Song of Childhood

We all have things that trigger memories of childhood. One of mine is the song of the Swainson’s Thrush. It reminds me of the woods behind the house where I grew up, and especially of summer evenings when the cool air filled with the scents of the forest drifted out across our backyard. High up, the late sun gradually untangled itself from the tops of the maples. You could almost feel the dew forming, the dusk coming on. And then you would hear the ascending spiral of the thrush’s song, a musical question answered someplace else in the forest by a counterpart asking it again.

The recordist, Lang Elliott, points out on the just linked page that because thrushes often sing at dusk, their songs represent “a transition into darkness, a ‘portal’ into the mysteries of the night.” Poetic to be sure, but I would also say, accurate to my childhood experience. My brother and I often slept out in a tent in the backyard, with our dog lying down at our feet to protect us and the thrush’s song the last thing heard before going to sleep.

One wonders what it is that makes such a deep impression. Maybe it’s just the small miracle of being totally carried outside of oneself, a reminder that thinking about things is never final. As Lang goes on to say in one of her essays, “With your mind quiet and senses directed outward, you become an un-obstructed point of awareness, a clear witness to creation, free of judgement and noise.”

And perhaps that is the reminder and lesson, that we are so often subject to the deafening noise of our own mental processes that it takes something as intrinsically beautiful as a birdsong to cleave a space in our imagined, worried “realities,” realities that in the end turn out to be not very real at all.

So many of these unrealities do often seem to have their origins in the childhood we carry within us. Bill George, Harvard professor and former head of Medtronic, wrote in a post a couple of years ago:

Many failed leaders seem to lack an awareness of themselves and their actions. Often they do not have a deep understanding of their motivations, and have have not fully accepted their crucibles — fears and failures emanating from earlier experiences, many of which date back to childhood.

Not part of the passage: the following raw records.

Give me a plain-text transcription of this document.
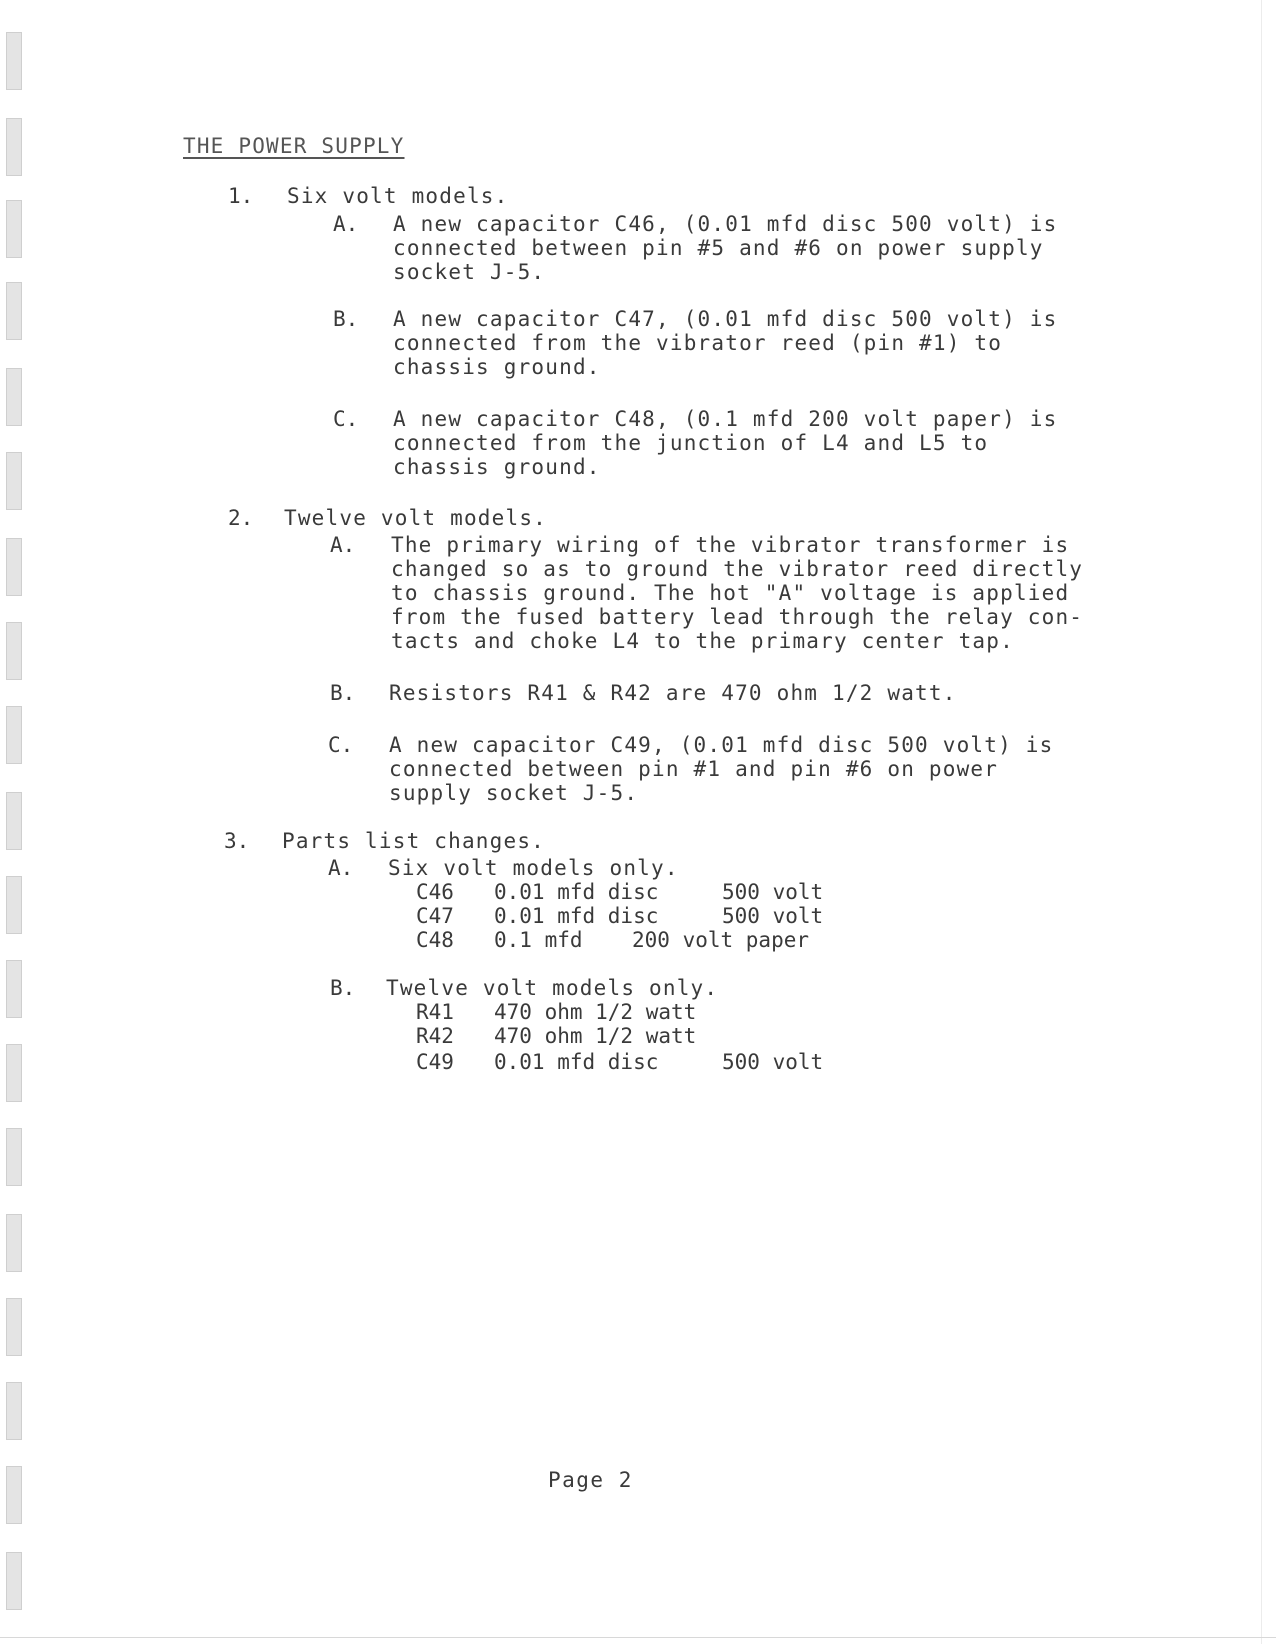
THE POWER SUPPLY
1. Six volt models.
A. A new capacitor C46, (0.01 mfd disc 500 volt) is
connected between pin #5 and #6 on power supply
socket J-5.
B. A new capacitor C47, (0.01 mfd disc 500 volt) is
connected from the vibrator reed (pin #1) to
chassis ground.
C. A new capacitor C48, (0.1 mfd 200 volt paper) is
connected from the junction of L4 and L5 to
chassis ground.
2. Twelve volt models.
A. The primary wiring of the vibrator transformer is
changed so as to ground the vibrator reed directly
to chassis ground. The hot "A" voltage is applied
from the fused battery lead through the relay con-
tacts and choke L4 to the primary center tap.
B. Resistors R41 & R42 are 470 ohm 1/2 watt.
C. A new capacitor C49, (0.01 mfd disc 500 volt) is
connected between pin #1 and pin #6 on power
supply socket J-5.
3. Parts list changes.
A. Six volt models only.
C46 0.01 mfd disc	500 volt
C47 0.01 mfd disc	500 volt
C48 0.1 mfd 200 volt paper
B. Twelve volt models only.
R41 470 ohm 1/2 watt
R42 470 ohm 1/2 watt
C49 0.01 mfd disc	500 volt
Page 2
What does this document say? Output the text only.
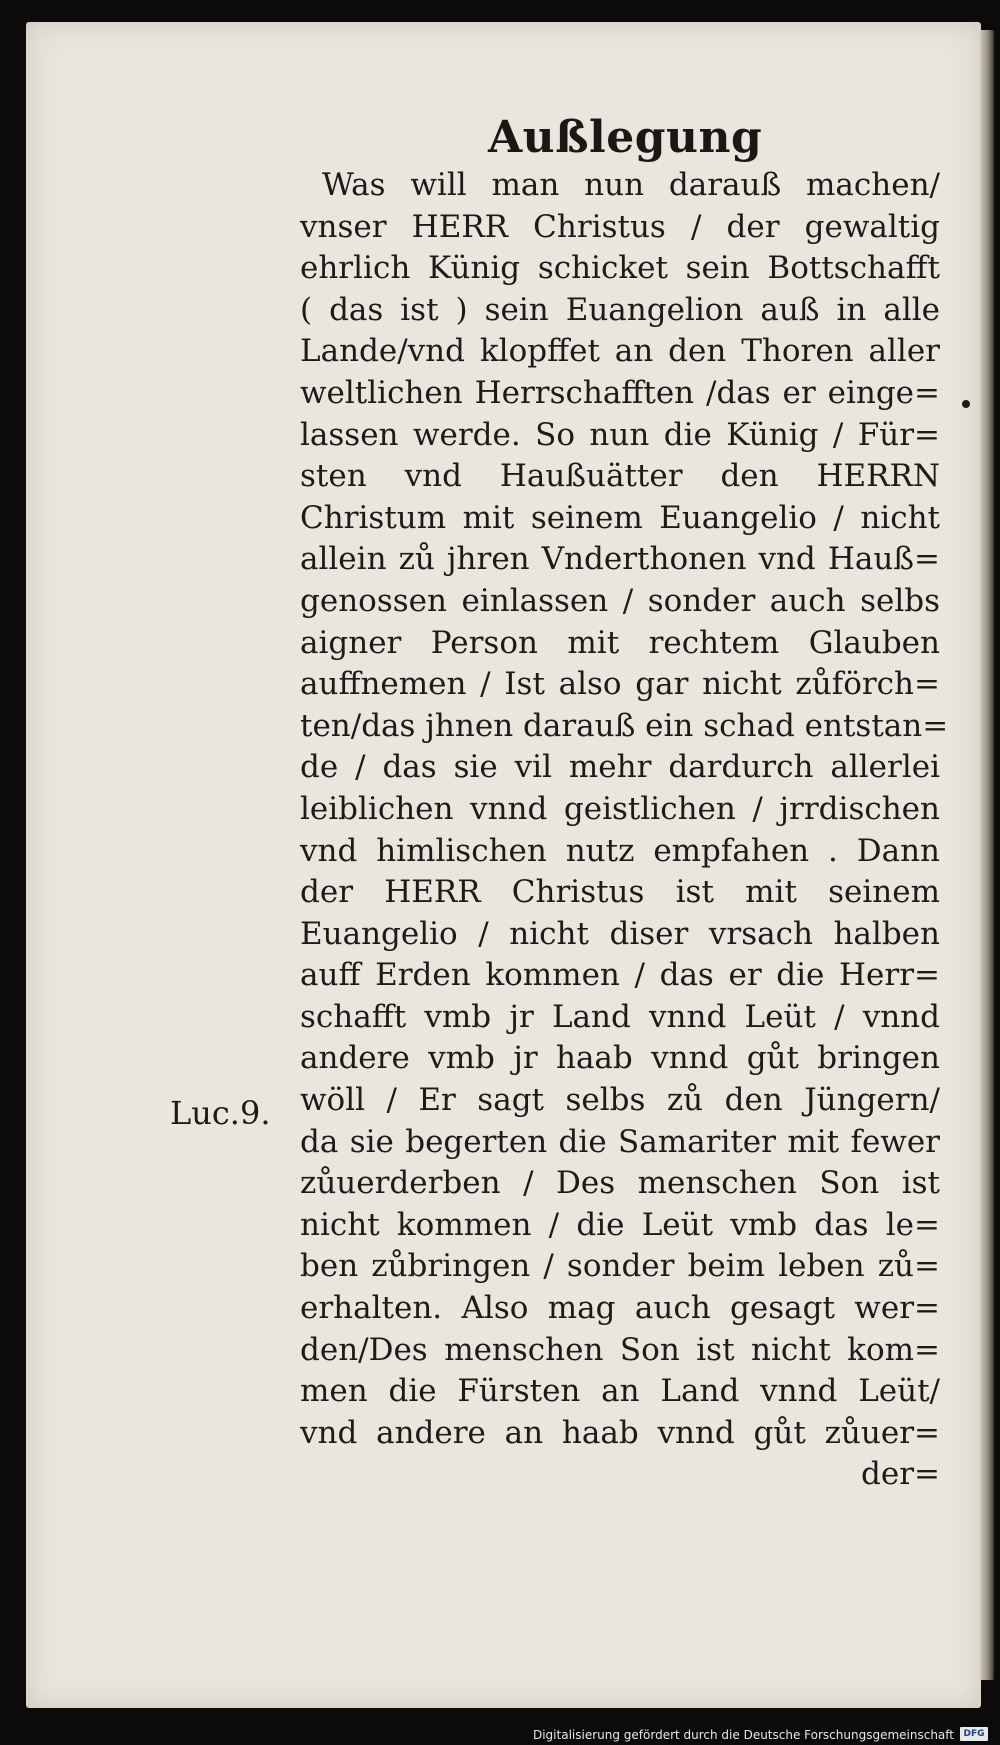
Außlegung
Was will man nun darauß machen/
vnser HERR Christus / der gewaltig
ehrlich Künig schicket sein Bottschafft
( das ist ) sein Euangelion auß in alle
Lande/vnd klopffet an den Thoren aller
weltlichen Herrschafften /das er einge=
lassen werde. So nun die Künig / Für=
sten vnd Haußuätter den HERRN
Christum mit seinem Euangelio / nicht
allein zů jhren Vnderthonen vnd Hauß=
genossen einlassen / sonder auch selbs
aigner Person mit rechtem Glauben
auffnemen / Ist also gar nicht zůförch=
ten/das jhnen darauß ein schad entstan=
de / das sie vil mehr dardurch allerlei
leiblichen vnnd geistlichen / jrrdischen
vnd himlischen nutz empfahen . Dann
der HERR Christus ist mit seinem
Euangelio / nicht diser vrsach halben
auff Erden kommen / das er die Herr=
schafft vmb jr Land vnnd Leüt / vnnd
andere vmb jr haab vnnd gůt bringen
wöll / Er sagt selbs zů den Jüngern/
da sie begerten die Samariter mit fewer
zůuerderben / Des menschen Son ist
nicht kommen / die Leüt vmb das le=
ben zůbringen / sonder beim leben zů=
erhalten. Also mag auch gesagt wer=
den/Des menschen Son ist nicht kom=
men die Fürsten an Land vnnd Leüt/
vnd andere an haab vnnd gůt zůuer=
der=
Luc.9.
Digitalisierung gefördert durch die Deutsche Forschungsgemeinschaft	DFG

Some of us may not want to even remember what happened to us and must listen carefully for opportunities to heal. For some, maybe many, the healing comes in the form of overcoming what we are doing to ourselves in the arena called work and business, through the very process of awakening our own leadership from what has held it down, caused us to fail, or at least not met our own expectations. Bill Stafford saw the problem of childhood “errors” similarly, relating it with a poet’s eye and voice to the broader damage potentially done to our sense of community. He says in one of his most famous and my favorite poems:

For there is many a small betrayal in the mind,
a shrug that lets the fragile sequence break
sending with shouts the horrible errors of childhood
storming out to play through the broken dyke.

Learning to lead, learning to reclaim community, requires us to remember our true selves, and to overcome those persistent self-betrayals. Some days it seems that most of what I do with my clients — as I do with myself — is try to carry out a kind of “intervention,” the intervention that interrupts the whole game, that incontrovertibly shows that what we think is most true is truly not. And that’s the song, you see, the whistling-upward torrent of notes formed as a question meant to break things open; a sound outside ourselves to remind us of the thing we’ve most forgotten.

Oh yes, the song asks over and over — what about that? I’ll keep asking. I’ll keep asking. What is it you’ve forgotten? What about that?